If you are in the market for an electric golf cart or just like taking advantage of IRS loopholes here is a great way to save money on an electric golf cart under the golf cart tax rebate program.
Step 1
First purchase a golf cart that meets the standards necessary to qualify for the tax rebate on electric vehicle tax incentive program.
Step 2
Next, to qualify for the rebate, the golf cart must be electric, roadworthy, and meet additional safety standards.
Step 3
Then, choose an electric cart(preferably new) that retails anywhere from $7,500 and $10,0000 and can travel 15 to 25 miles per hour.

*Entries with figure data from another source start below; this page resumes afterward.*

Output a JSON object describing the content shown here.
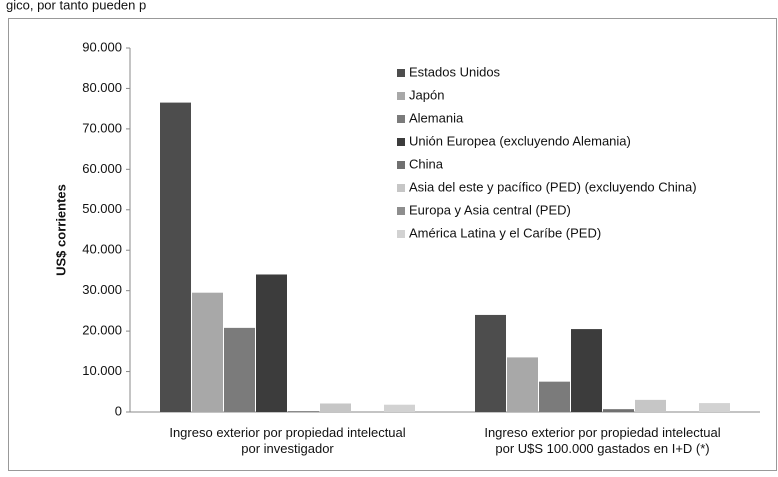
{
  "header_fragment": "gico, por tanto pueden p",
  "chart_data": {
    "type": "bar",
    "y_label": "US$ corrientes",
    "categories": [
      "Ingreso exterior por propiedad intelectual\npor investigador",
      "Ingreso exterior por propiedad intelectual\npor U$S 100.000 gastados en I+D (*)"
    ],
    "series": [
      {
        "name": "Estados Unidos",
        "color": "#4d4d4d",
        "values": [
          76500,
          24000
        ]
      },
      {
        "name": "Japón",
        "color": "#a8a8a8",
        "values": [
          29500,
          13500
        ]
      },
      {
        "name": "Alemania",
        "color": "#7b7b7b",
        "values": [
          20800,
          7500
        ]
      },
      {
        "name": "Unión Europea (excluyendo Alemania)",
        "color": "#3c3c3c",
        "values": [
          34000,
          20500
        ]
      },
      {
        "name": "China",
        "color": "#707070",
        "values": [
          200,
          700
        ]
      },
      {
        "name": "Asia del este y pacífico (PED) (excluyendo China)",
        "color": "#c6c6c6",
        "values": [
          2100,
          3000
        ]
      },
      {
        "name": "Europa y Asia central (PED)",
        "color": "#8e8e8e",
        "values": [
          null,
          null
        ]
      },
      {
        "name": "América Latina y el Caríbe (PED)",
        "color": "#d2d2d2",
        "values": [
          1800,
          2200
        ]
      }
    ],
    "ylim": [
      0,
      90000
    ],
    "yticks": [
      0,
      {
        "value": 10000,
        "label": "10.000"
      },
      {
        "value": 20000,
        "label": "20.000"
      },
      {
        "value": 30000,
        "label": "30.000"
      },
      {
        "value": 40000,
        "label": "40.000"
      },
      {
        "value": 50000,
        "label": "50.000"
      },
      {
        "value": 60000,
        "label": "60.000"
      },
      {
        "value": 70000,
        "label": "70.000"
      },
      {
        "value": 80000,
        "label": "80.000"
      },
      {
        "value": 90000,
        "label": "90.000"
      }
    ]
  }
}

These types of carts, when all other criteria are met, usually qualify for a tax rebate at nearly 60 to 70% of there retail value.
Step 4
Next, make sure your golf cart is has a rear view and side view mirrors to meet safety standards necessary to qualify for a tax rebate..
Step 5
Also, make sure the golf cart is equipped with seat belts or have them installed to meet another requirement for a tax rebate of a road-worthy electric vehicle.
Step 6
If all requirements are met you should receive a tax rebate of between $4,200 to $5,500 back from the IRS on the purchase of your golf cart.
Step 7
A last idea, as stated by a man in Florida who sells golf carts, is to buy the new cart and lease it back to him for approximately the difference between the retail price ($8,000) and the tax rebate amount ($5,300) or 27 payments of 100 dollars at the end you will own the cart or he will buy it back from you for an additional 2000 in your pocket.